Sydney: The Australian government has ordered an immigration investigation against controversial British commentator Katie Hopkins after she was quoted as bragging about breaking quarantine rules at the country’s hotels on social media.
According to Australian media reports, Hopkins flew to Sydney to appear on the reality show Seven Network Ltd Big Brother VIP and then posted a video on Instagram joking about how to open the door naked and without a mask to people delivering food while she was in hotel quarantine.
In order to stop the spread of COVID-19, people must wear a mask before delivering food and then wait 30 seconds to collect food to avoid transmission, according to Australia’s mandatory two-week hotel quarantine rules for overseas travelers to stop the spread of COVID-19.
The video was later removed from the image-sharing platform, but Australian lawmakers said they were looking into whether Hopkins’ visa should remain valid.
“It’s despicable that anyone would behave in a way that endangers our health care workers and the community,” Home Secretary Karen Andrews said in a statement.
Andrews added that she ordered Australian Border Troops to “review the facts about this and urgently check if the person meets the requirements of her visa.” A Seven spokesman said in an email that Hopkins was not a Big Brother VIP and that he strongly condemns “her irresponsible and reckless comments in the hotel quarantine.”
Hopkins previously sparked controversy over inflammatory anti-immigrant comments, even receiving criticism from the UN human rights chief, before leaving several UK media outlets in 2017 amid public backlash. Most recently, she used Instagram to question the severity of the pandemic and the scale of the government’s response.

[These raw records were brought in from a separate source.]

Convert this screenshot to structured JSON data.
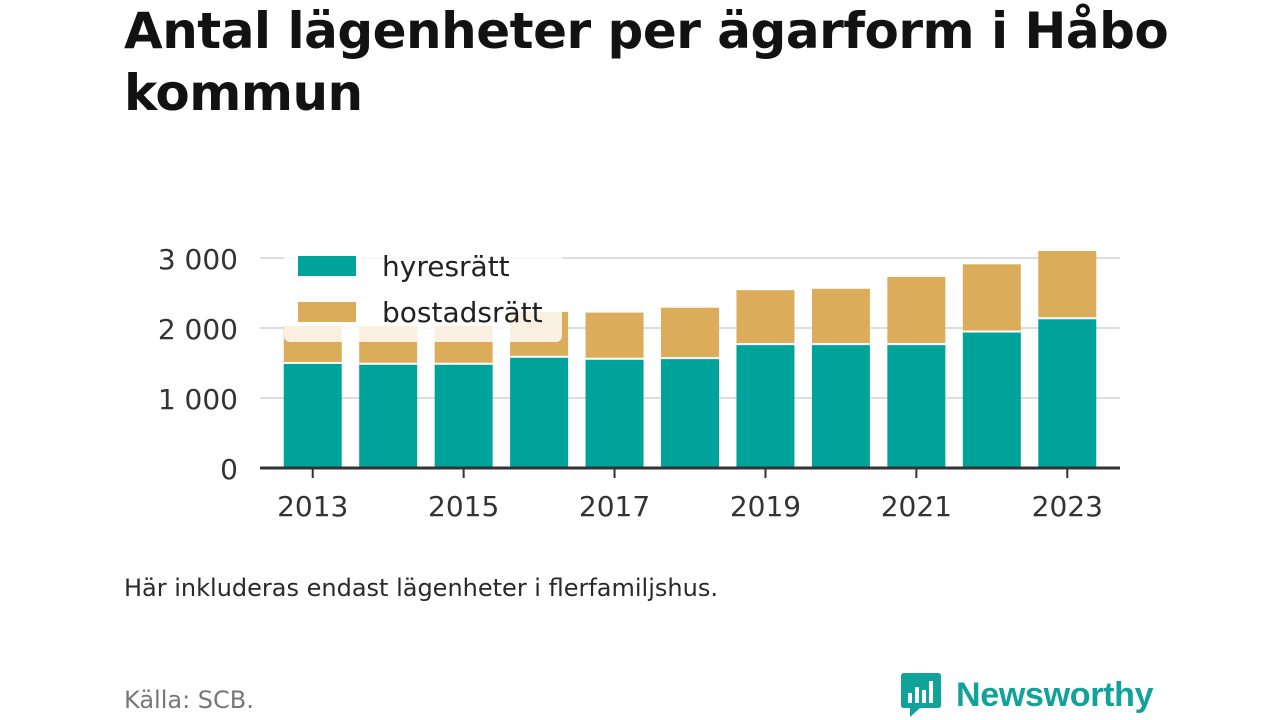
{
  "title": "Antal lägenheter per ägarform i Håbo kommun",
  "note": "Här inkluderas endast lägenheter i flerfamiljshus.",
  "source": "Källa: SCB.",
  "brand": {
    "name": "Newsworthy",
    "icon": "newsworthy-logo-icon",
    "color": "#11a39a"
  },
  "colors": {
    "hyresratt": "#00a39a",
    "bostadsratt": "#dbad5a",
    "grid": "#dddddd",
    "axis": "#333333"
  },
  "chart_data": {
    "type": "bar",
    "stacked": true,
    "categories": [
      "2013",
      "2014",
      "2015",
      "2016",
      "2017",
      "2018",
      "2019",
      "2020",
      "2021",
      "2022",
      "2023"
    ],
    "x_tick_labels": [
      "2013",
      "2015",
      "2017",
      "2019",
      "2021",
      "2023"
    ],
    "y_tick_labels": [
      "0",
      "1 000",
      "2 000",
      "3 000"
    ],
    "y_ticks": [
      0,
      1000,
      2000,
      3000
    ],
    "ylim": [
      0,
      3000
    ],
    "grid": true,
    "legend_position": "top-left",
    "series": [
      {
        "name": "hyresrätt",
        "color": "#00a39a",
        "values": [
          1500,
          1490,
          1490,
          1590,
          1560,
          1570,
          1770,
          1770,
          1770,
          1950,
          2140
        ]
      },
      {
        "name": "bostadsrätt",
        "color": "#dbad5a",
        "values": [
          530,
          540,
          540,
          640,
          660,
          720,
          770,
          790,
          960,
          960,
          960
        ]
      }
    ]
  }
}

Hopkins did not immediately respond to an email from Reuters asking for comment.
NSW police said in a statement that it is working with immigration authorities to “find out if a 46-year-old woman from the United Kingdom has a visa to enter Australia,” without naming the person.
When asked about the case, Deputy Prime Minister Barnaby Joyce said he would have no problem deporting someone violating quarantine laws and reminded viewers of his threat in 2015 to euthanize actor Johnny Depp’s two dogs for a biosecurity violation.
“If you want to do that, pack your bongos and leave the country,” Joyce told the Australian Broadcasting Corporation.